For the first time in my life, I sat with the manual tabla and sang — and it flowed. Effortlessly. Naturally. As if something was holding it together beyond me. I was honestly astonished. That day, I truly understood what people mean when they speak of God’s grace and the blessings of their gurus. I used to wonder why traditional musicians speak like that. Now I know — because sometimes, it genuinely feels like something greater steps in when your own belief wavers.
When I wasn’t fully believing in myself, my teachers’ faith carried me. It felt like the art wasn’t just mine anymore — it was being protected.

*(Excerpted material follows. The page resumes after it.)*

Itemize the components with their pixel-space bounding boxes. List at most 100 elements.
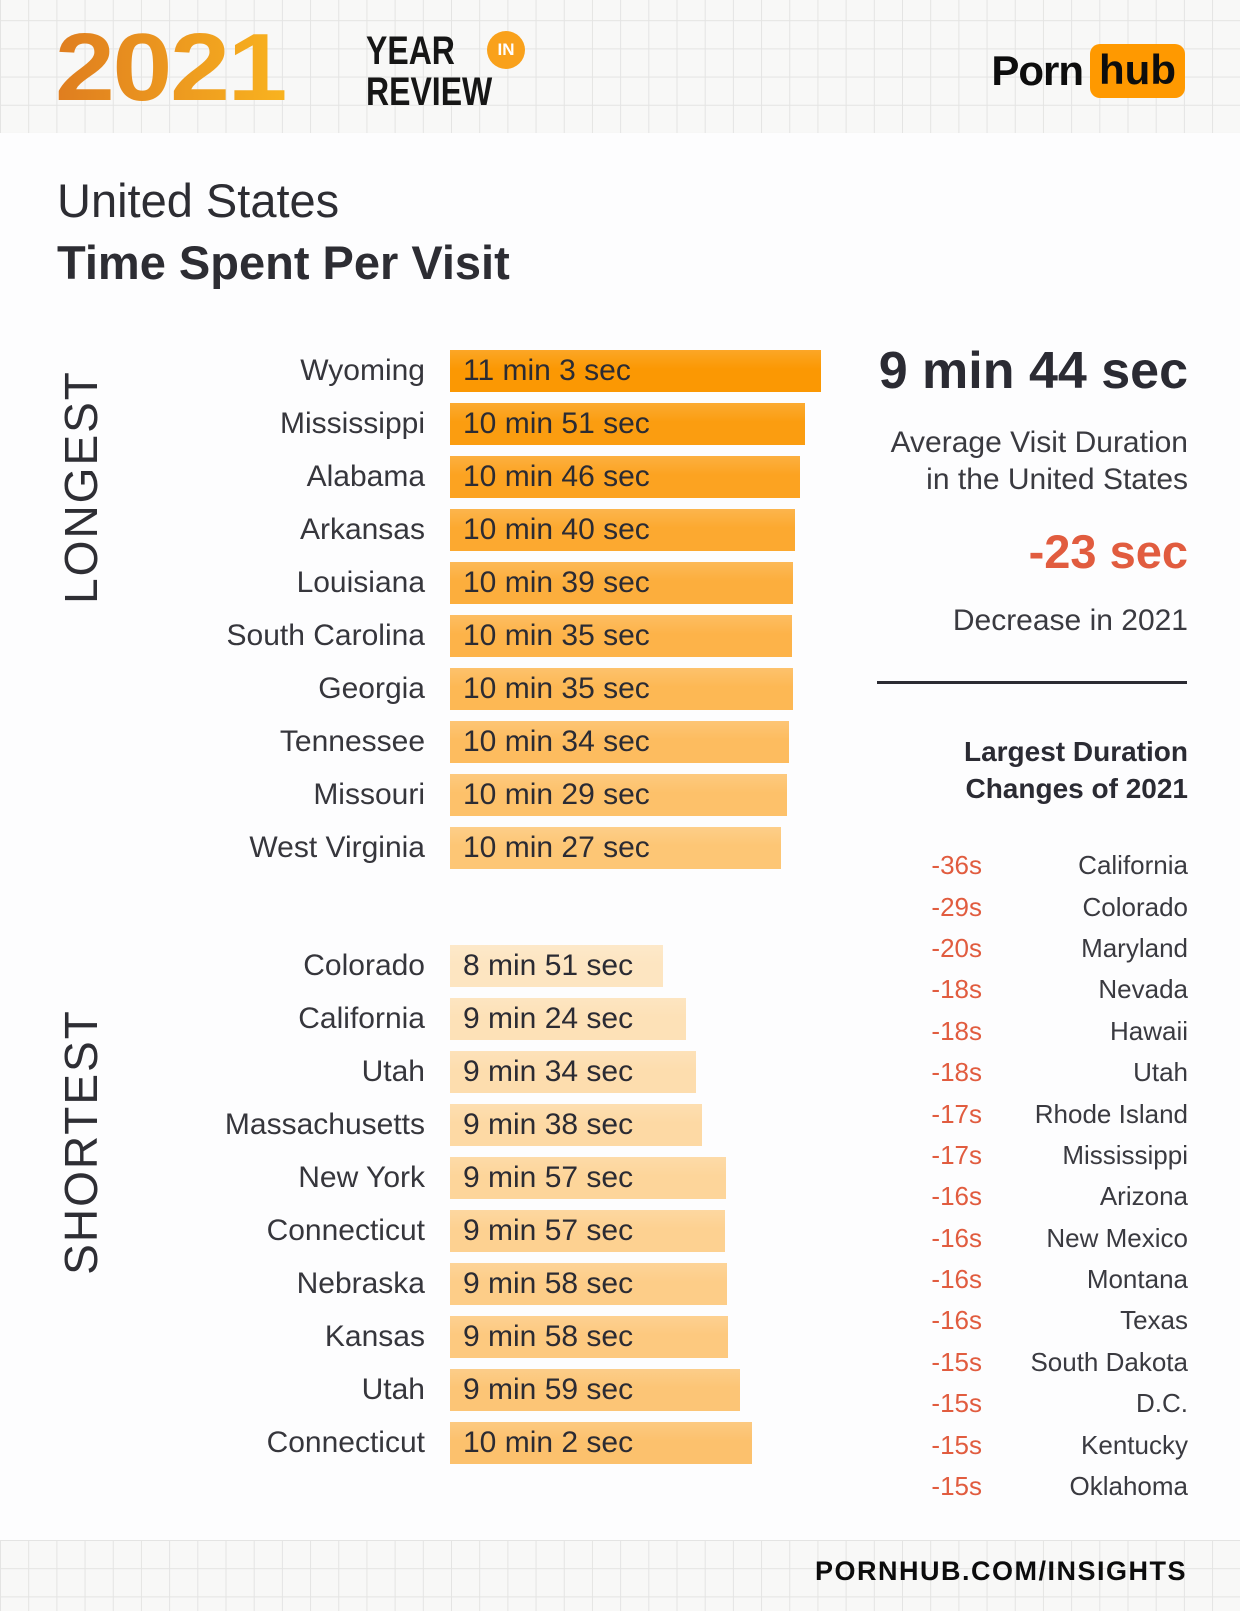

Maybe I’m exaggerating a little. But when something you’ve always struggled with suddenly aligns perfectly on the most important day, it feels sacred. Everyone was proud. I was happy. And more than that — I was grateful.

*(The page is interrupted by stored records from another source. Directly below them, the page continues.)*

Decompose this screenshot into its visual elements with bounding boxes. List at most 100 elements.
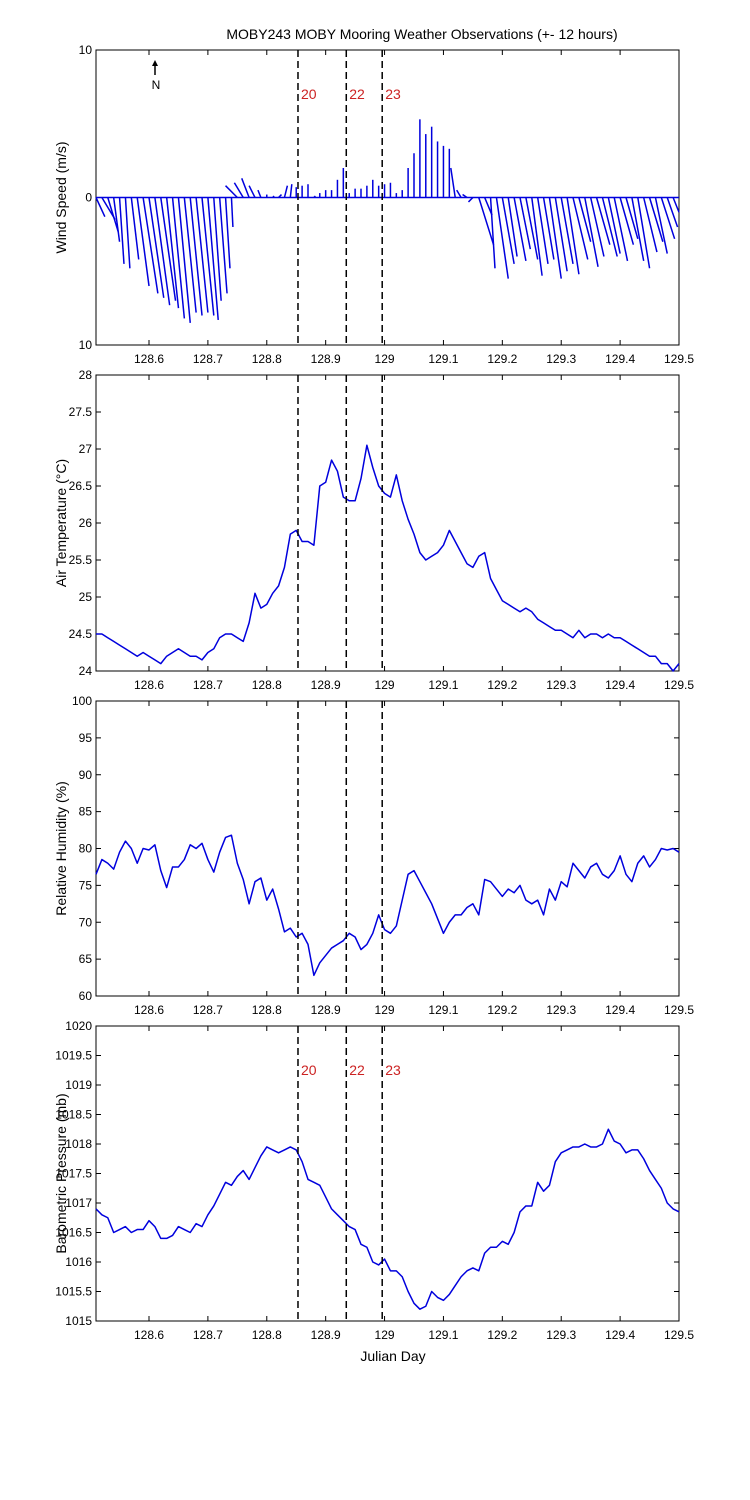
wind-vector <box>467 196 474 203</box>
x-tick-label: 129.2 <box>487 1328 517 1342</box>
y-tick-label: 25 <box>79 590 93 604</box>
y-tick-label: 25.5 <box>69 553 93 567</box>
x-tick-label: 129.4 <box>605 352 635 366</box>
y-axis-label: Wind Speed (m/s) <box>53 141 69 253</box>
wind-vector <box>248 185 256 198</box>
y-tick-label: 1020 <box>65 1019 92 1033</box>
x-tick-label: 128.8 <box>252 1328 282 1342</box>
x-tick-label: 129.3 <box>546 1328 576 1342</box>
y-tick-label: 24 <box>79 664 93 678</box>
wind-vector <box>160 197 177 301</box>
series-line <box>95 834 680 977</box>
x-tick-label: 129.1 <box>428 1328 458 1342</box>
x-tick-label: 129.1 <box>428 352 458 366</box>
wind-vector <box>589 197 605 257</box>
event-label: 23 <box>385 1062 401 1078</box>
y-tick-label: 27 <box>79 442 93 456</box>
wind-vector <box>478 197 495 245</box>
wind-vector <box>95 197 106 217</box>
y-axis-label: Barometric Pressure (mb) <box>53 1093 69 1253</box>
wind-vector <box>548 197 562 279</box>
y-tick-label: 70 <box>79 915 93 929</box>
event-label: 23 <box>385 86 401 102</box>
x-tick-label: 128.6 <box>134 352 164 366</box>
x-tick-label: 129.2 <box>487 678 517 692</box>
x-tick-label: 128.6 <box>134 1003 164 1017</box>
y-tick-label: 0 <box>85 191 92 205</box>
y-tick-label: 75 <box>79 878 93 892</box>
x-tick-label: 128.9 <box>311 678 341 692</box>
wind-vector <box>536 197 549 264</box>
y-tick-label: 1015 <box>65 1314 92 1328</box>
y-tick-label: 1018 <box>65 1137 92 1151</box>
wind-vector <box>507 197 518 257</box>
wind-vector <box>666 197 679 228</box>
wind-vector <box>456 189 462 198</box>
y-tick-label: 80 <box>79 842 93 856</box>
wind-vector <box>272 195 275 199</box>
wind-vector <box>283 185 289 198</box>
wind-vector <box>207 197 219 320</box>
barometric-pressure-panel: 1015 1015.5 1016 1016.5 1017 1017.5 1018 1018.5… <box>53 1019 694 1342</box>
wind-vector <box>519 197 532 250</box>
wind-vector <box>171 197 186 319</box>
x-tick-label: 128.7 <box>193 1328 223 1342</box>
wind-vector <box>672 197 680 213</box>
y-tick-label: 1017.5 <box>55 1167 92 1181</box>
wind-vector <box>637 197 651 269</box>
event-label: 22 <box>349 86 365 102</box>
x-tick-label: 129 <box>375 1328 395 1342</box>
y-tick-label: 26.5 <box>69 479 93 493</box>
wind-vector <box>118 197 125 264</box>
y-tick-label: 26 <box>79 516 93 530</box>
x-tick-label: 129.1 <box>428 678 458 692</box>
y-tick-label: 1018.5 <box>55 1108 92 1122</box>
wind-vector <box>130 197 140 260</box>
wind-vector <box>566 197 580 275</box>
wind-vector <box>142 197 159 294</box>
wind-vector <box>313 195 316 199</box>
y-tick-label: 60 <box>79 989 93 1003</box>
x-tick-label: 129.1 <box>428 1003 458 1017</box>
x-tick-label: 128.6 <box>134 678 164 692</box>
x-tick-label: 128.9 <box>311 352 341 366</box>
wind-vector <box>654 197 668 254</box>
wind-vector <box>601 197 618 257</box>
wind-vector <box>289 184 293 198</box>
wind-vector <box>619 197 635 245</box>
y-axis-label: Relative Humidity (%) <box>53 781 69 916</box>
wind-vector <box>177 197 191 323</box>
x-axis-label: Julian Day <box>360 1348 425 1364</box>
wind-vector <box>560 197 574 265</box>
x-tick-label: 129.3 <box>546 1003 576 1017</box>
wind-vector <box>278 194 283 199</box>
x-tick-label: 129.4 <box>605 1328 635 1342</box>
x-tick-label: 129 <box>375 352 395 366</box>
y-tick-label: 24.5 <box>69 627 93 641</box>
event-label: 22 <box>349 1062 365 1078</box>
air-temperature-panel: 24 24.5 25 25.5 26 26.5 27 27.5 28 128.6 128.7 128.… <box>53 368 694 692</box>
wind-vector <box>225 185 238 199</box>
x-tick-label: 129.5 <box>664 1003 694 1017</box>
event-label: 20 <box>301 1062 317 1078</box>
wind-vector <box>531 197 543 276</box>
wind-vector <box>165 197 180 309</box>
x-tick-label: 129 <box>375 1003 395 1017</box>
x-tick-label: 129.5 <box>664 352 694 366</box>
y-tick-label: 1016.5 <box>55 1226 92 1240</box>
wind-vector <box>257 189 262 198</box>
wind-vector <box>489 197 496 269</box>
wind-vector <box>613 197 629 262</box>
x-tick-label: 129.5 <box>664 1328 694 1342</box>
y-axis-label: Air Temperature (°C) <box>53 459 69 587</box>
wind-vector <box>554 197 568 272</box>
wind-vector <box>124 197 131 269</box>
wind-vector <box>224 197 231 269</box>
wind-vector <box>148 197 165 298</box>
x-tick-label: 128.8 <box>252 678 282 692</box>
series-line <box>96 444 680 672</box>
x-tick-label: 128.7 <box>193 1003 223 1017</box>
y-tick-label: 85 <box>79 805 93 819</box>
wind-vector <box>631 197 645 262</box>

The next day was the Shivratri sound healing gathering. I chanted mantras and sang bhajans. That too flowed smoothly. I’ll be sharing some videos from it soon.
After that intense spiritual and musical high, I shifted into full focus mode for my label release on 20th February. It was hectic — constant calls, research, coordination, figuring out distribution, building systems. But now, we have a website, a working distribution model, and production in place.
We are officially an independent music label.
And I’ve already submitted songs for release.
The most beautiful part? I’m learning every single day. In music. In faith. In business.
The process itself is becoming the reward.